William C. Brown, the leading authority on wireless power transmission technology, has loaned this demonstration unit to the Texas Space Grant Consortium to show how power can be transfered through free space by microwaves. A block diagram of the demonstration components is shown below. The primary components include a microwave source, a transmitting antenna, and a receiving rectenna.
The microwave source consists of a microwave oven magnetron with electronics to control the output power. The output microwave power ranges from 50 W to 200 W at 2.45 GHz. A coaxial cable connects the output of the microwave source to a coax-to-waveguide adapter. This adapter is connected to a waveguide ferrite circulator which protects the microwave source from reflected power.
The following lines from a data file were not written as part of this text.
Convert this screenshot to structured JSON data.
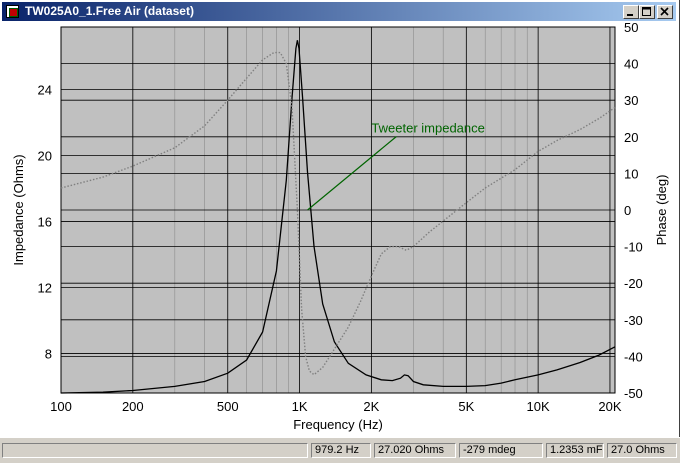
{
  "window": {
    "title": "TW025A0_1.Free Air (dataset)",
    "controls": [
      "minimize-icon",
      "maximize-icon",
      "close-icon"
    ]
  },
  "chart_data": {
    "type": "line",
    "xscale": "log",
    "xlim": [
      100,
      21000
    ],
    "x_ticks": [
      100,
      200,
      500,
      1000,
      2000,
      5000,
      10000,
      20000
    ],
    "x_tick_labels": [
      "100",
      "200",
      "500",
      "1K",
      "2K",
      "5K",
      "10K",
      "20K"
    ],
    "xlabel": "Frequency (Hz)",
    "ylim": [
      5.6,
      27.8
    ],
    "y_ticks": [
      8,
      12,
      16,
      20,
      24
    ],
    "y_tick_labels": [
      "8",
      "12",
      "16",
      "20",
      "24"
    ],
    "ylabel": "Impedance (Ohms)",
    "y2lim": [
      -50,
      50
    ],
    "y2_ticks": [
      -50,
      -40,
      -30,
      -20,
      -10,
      0,
      10,
      20,
      30,
      40,
      50
    ],
    "y2_tick_labels": [
      "-50",
      "-40",
      "-30",
      "-20",
      "-10",
      "0",
      "10",
      "20",
      "30",
      "40",
      "50"
    ],
    "y2label": "Phase (deg)",
    "grid": true,
    "series": [
      {
        "name": "",
        "axis": "left",
        "style": "solid",
        "color": "#000000",
        "x": [
          100,
          150,
          200,
          300,
          400,
          500,
          600,
          700,
          800,
          880,
          930,
          965,
          979.2,
          995,
          1030,
          1080,
          1150,
          1250,
          1400,
          1600,
          1900,
          2200,
          2450,
          2650,
          2750,
          2850,
          3000,
          3300,
          4000,
          5000,
          6000,
          7000,
          8000,
          10000,
          12000,
          15000,
          18000,
          21000
        ],
        "y": [
          5.6,
          5.65,
          5.75,
          6.0,
          6.3,
          6.8,
          7.6,
          9.3,
          13.0,
          18.5,
          23.5,
          26.5,
          27.0,
          26.5,
          23.5,
          19.0,
          14.5,
          11.0,
          8.7,
          7.4,
          6.7,
          6.4,
          6.35,
          6.5,
          6.7,
          6.65,
          6.3,
          6.1,
          6.0,
          6.0,
          6.05,
          6.2,
          6.4,
          6.7,
          7.0,
          7.45,
          7.9,
          8.4
        ]
      },
      {
        "name": "",
        "axis": "right",
        "style": "dotted",
        "color": "#808080",
        "x": [
          100,
          150,
          200,
          300,
          400,
          500,
          600,
          700,
          780,
          830,
          880,
          930,
          979.2,
          1020,
          1060,
          1100,
          1150,
          1250,
          1400,
          1600,
          1800,
          2000,
          2200,
          2400,
          2600,
          2800,
          3000,
          3500,
          4000,
          5000,
          6000,
          8000,
          10000,
          12000,
          15000,
          18000,
          21000
        ],
        "y": [
          6,
          9,
          12,
          17,
          23,
          30,
          36,
          41,
          43,
          43,
          40,
          28,
          0,
          -27,
          -40,
          -44,
          -45,
          -43,
          -38,
          -32,
          -25,
          -18,
          -12,
          -10,
          -10,
          -11,
          -10,
          -6,
          -3,
          2,
          6,
          11,
          16,
          19,
          22,
          25,
          28
        ]
      }
    ],
    "annotations": [
      {
        "text": "Tweeter impedance",
        "color": "#006400",
        "x": 1080,
        "y": 16.7,
        "label_x": 2100,
        "label_y": 21.4
      }
    ]
  },
  "statusbar": {
    "cells": [
      "",
      "979.2 Hz",
      "27.020 Ohms",
      "-279 mdeg",
      "",
      "1.2353 mF",
      "27.0 Ohms"
    ]
  }
}
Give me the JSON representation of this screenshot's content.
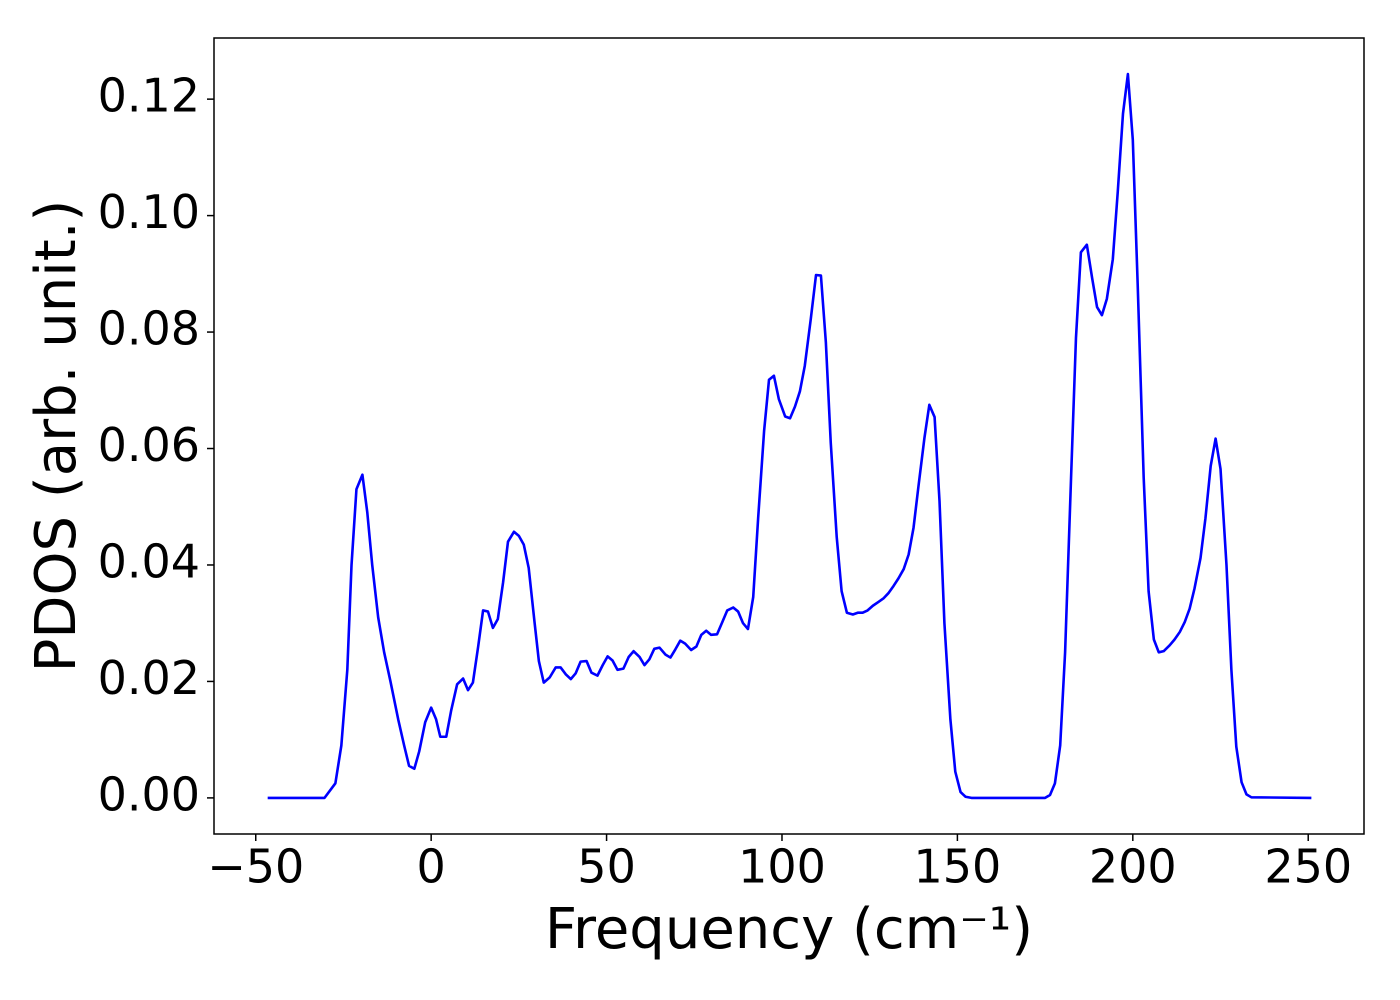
{
  "chart_data": {
    "type": "line",
    "xlabel": "Frequency (cm⁻¹)",
    "ylabel": "PDOS (arb. unit.)",
    "xlim": [
      -61.9,
      265.9
    ],
    "ylim": [
      -0.0062,
      0.1305
    ],
    "xticks": [
      {
        "value": -50,
        "label": "−50"
      },
      0,
      50,
      100,
      150,
      200,
      250
    ],
    "yticks": [
      {
        "value": 0,
        "label": "0.00"
      },
      {
        "value": 0.02,
        "label": "0.02"
      },
      {
        "value": 0.04,
        "label": "0.04"
      },
      {
        "value": 0.06,
        "label": "0.06"
      },
      {
        "value": 0.08,
        "label": "0.08"
      },
      {
        "value": 0.1,
        "label": "0.10"
      },
      {
        "value": 0.12,
        "label": "0.12"
      }
    ],
    "grid": false,
    "series": [
      {
        "color": "#0000ff",
        "x": [
          -46.6,
          -30.4,
          -27.3,
          -25.6,
          -23.9,
          -22.7,
          -21.3,
          -19.6,
          -18.2,
          -16.8,
          -15.1,
          -13.4,
          -11.6,
          -9.4,
          -7.7,
          -6.3,
          -4.8,
          -3.4,
          -1.7,
          0,
          1.4,
          2.6,
          4.3,
          5.7,
          7.4,
          9.1,
          10.5,
          11.9,
          13.4,
          14.8,
          16.2,
          17.6,
          19.0,
          20.5,
          21.9,
          23.6,
          25,
          26.4,
          27.8,
          29.5,
          30.7,
          32.1,
          33.8,
          35.5,
          36.9,
          38.4,
          39.8,
          41.2,
          42.6,
          44.3,
          45.7,
          47.4,
          48.9,
          50.3,
          51.7,
          53.1,
          54.8,
          56.3,
          57.7,
          59.4,
          60.8,
          62.2,
          63.6,
          65.1,
          66.8,
          68.2,
          69.6,
          71.0,
          72.4,
          74.1,
          75.6,
          77.0,
          78.4,
          79.8,
          81.5,
          83.0,
          84.4,
          86.1,
          87.5,
          88.9,
          90.3,
          91.8,
          93.2,
          94.9,
          96.3,
          97.7,
          99.1,
          100.9,
          102.3,
          103.7,
          105.1,
          106.5,
          108.2,
          109.7,
          111.1,
          112.5,
          113.9,
          115.6,
          117.0,
          118.5,
          120.2,
          121.6,
          123.0,
          124.4,
          125.9,
          127.6,
          129.0,
          130.4,
          131.8,
          133.2,
          134.7,
          136.1,
          137.5,
          138.9,
          140.6,
          142.0,
          143.5,
          144.9,
          146.3,
          148.0,
          149.4,
          150.9,
          152.3,
          154,
          175,
          176.4,
          177.8,
          179.3,
          180.7,
          182.4,
          183.8,
          185.2,
          186.9,
          188.4,
          189.8,
          191.2,
          192.6,
          194.3,
          195.7,
          197.2,
          198.6,
          200.0,
          201.4,
          203.1,
          204.5,
          206.0,
          207.4,
          208.8,
          210.5,
          211.9,
          213.4,
          214.8,
          216.2,
          217.6,
          219.3,
          220.7,
          222.2,
          223.6,
          225.0,
          226.7,
          228.1,
          229.5,
          231.0,
          232.4,
          233.8,
          250.9
        ],
        "values": [
          0,
          0,
          0.0025,
          0.009,
          0.022,
          0.04,
          0.053,
          0.0555,
          0.049,
          0.04,
          0.031,
          0.025,
          0.02,
          0.0135,
          0.009,
          0.0055,
          0.005,
          0.008,
          0.013,
          0.0155,
          0.0135,
          0.0105,
          0.0105,
          0.015,
          0.0195,
          0.0205,
          0.0185,
          0.0198,
          0.026,
          0.0322,
          0.032,
          0.0292,
          0.0307,
          0.037,
          0.044,
          0.0457,
          0.045,
          0.0435,
          0.0395,
          0.03,
          0.0235,
          0.0198,
          0.0207,
          0.0224,
          0.0224,
          0.0212,
          0.0204,
          0.0214,
          0.0234,
          0.0235,
          0.0215,
          0.021,
          0.0228,
          0.0243,
          0.0236,
          0.022,
          0.0222,
          0.0242,
          0.0252,
          0.0242,
          0.0228,
          0.0238,
          0.0256,
          0.0258,
          0.0246,
          0.0241,
          0.0255,
          0.027,
          0.0265,
          0.0254,
          0.026,
          0.028,
          0.0287,
          0.028,
          0.0281,
          0.0302,
          0.0322,
          0.0327,
          0.032,
          0.03,
          0.029,
          0.0345,
          0.048,
          0.063,
          0.0718,
          0.0725,
          0.0685,
          0.0655,
          0.0652,
          0.0672,
          0.0698,
          0.0742,
          0.0822,
          0.0898,
          0.0897,
          0.0783,
          0.061,
          0.0448,
          0.0355,
          0.0318,
          0.0315,
          0.0318,
          0.0318,
          0.0322,
          0.033,
          0.0337,
          0.0343,
          0.0352,
          0.0364,
          0.0377,
          0.0393,
          0.0418,
          0.0464,
          0.0535,
          0.0618,
          0.0675,
          0.0654,
          0.051,
          0.03,
          0.0135,
          0.0045,
          0.001,
          0.0002,
          0,
          0,
          0.0005,
          0.0025,
          0.009,
          0.025,
          0.055,
          0.079,
          0.0937,
          0.095,
          0.0893,
          0.0843,
          0.0829,
          0.0857,
          0.0925,
          0.104,
          0.1175,
          0.1243,
          0.113,
          0.088,
          0.055,
          0.0355,
          0.0272,
          0.025,
          0.0252,
          0.0262,
          0.0272,
          0.0285,
          0.0302,
          0.0325,
          0.036,
          0.0412,
          0.048,
          0.057,
          0.0617,
          0.0565,
          0.04,
          0.022,
          0.0088,
          0.0027,
          0.0006,
          0.0001,
          0
        ]
      }
    ]
  }
}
The circulator is connected to a tuning waveguide section to match the waveguide impedance to the antenna input impedance.
The slotted waveguide antenna consists of 8 waveguide sections with 8 slots on each section. These 64 slots radiate the power uniformly through free space to the rectenna. The slotted waveguide antenna is ideal for power transmission because of its high aperture efficiency (> 95%) and high power handling capability.
A rectifying antenna called a rectenna receives the transmitted power and converts the microwave power to direct current (DC) power. This demonstration rectenna consists of 6 rows of dipoles antennas where 8 dipoles belong to each row. Each row is connected to a rectifying circuit which consists of low pass filters and a rectifier. The rectifier is a GaAs Schottky barrier diode that is impedance matched to the dipoles by a low pass filter. The 6 rectifying diodes are connected to light bulbs for indicating that the power is received. The light bulbs also dissipated the received power. This rectenna has a 25% collection and conversion efficiency, but rectennas have been tested with greater than 90% efficiency at 2.45 GHz.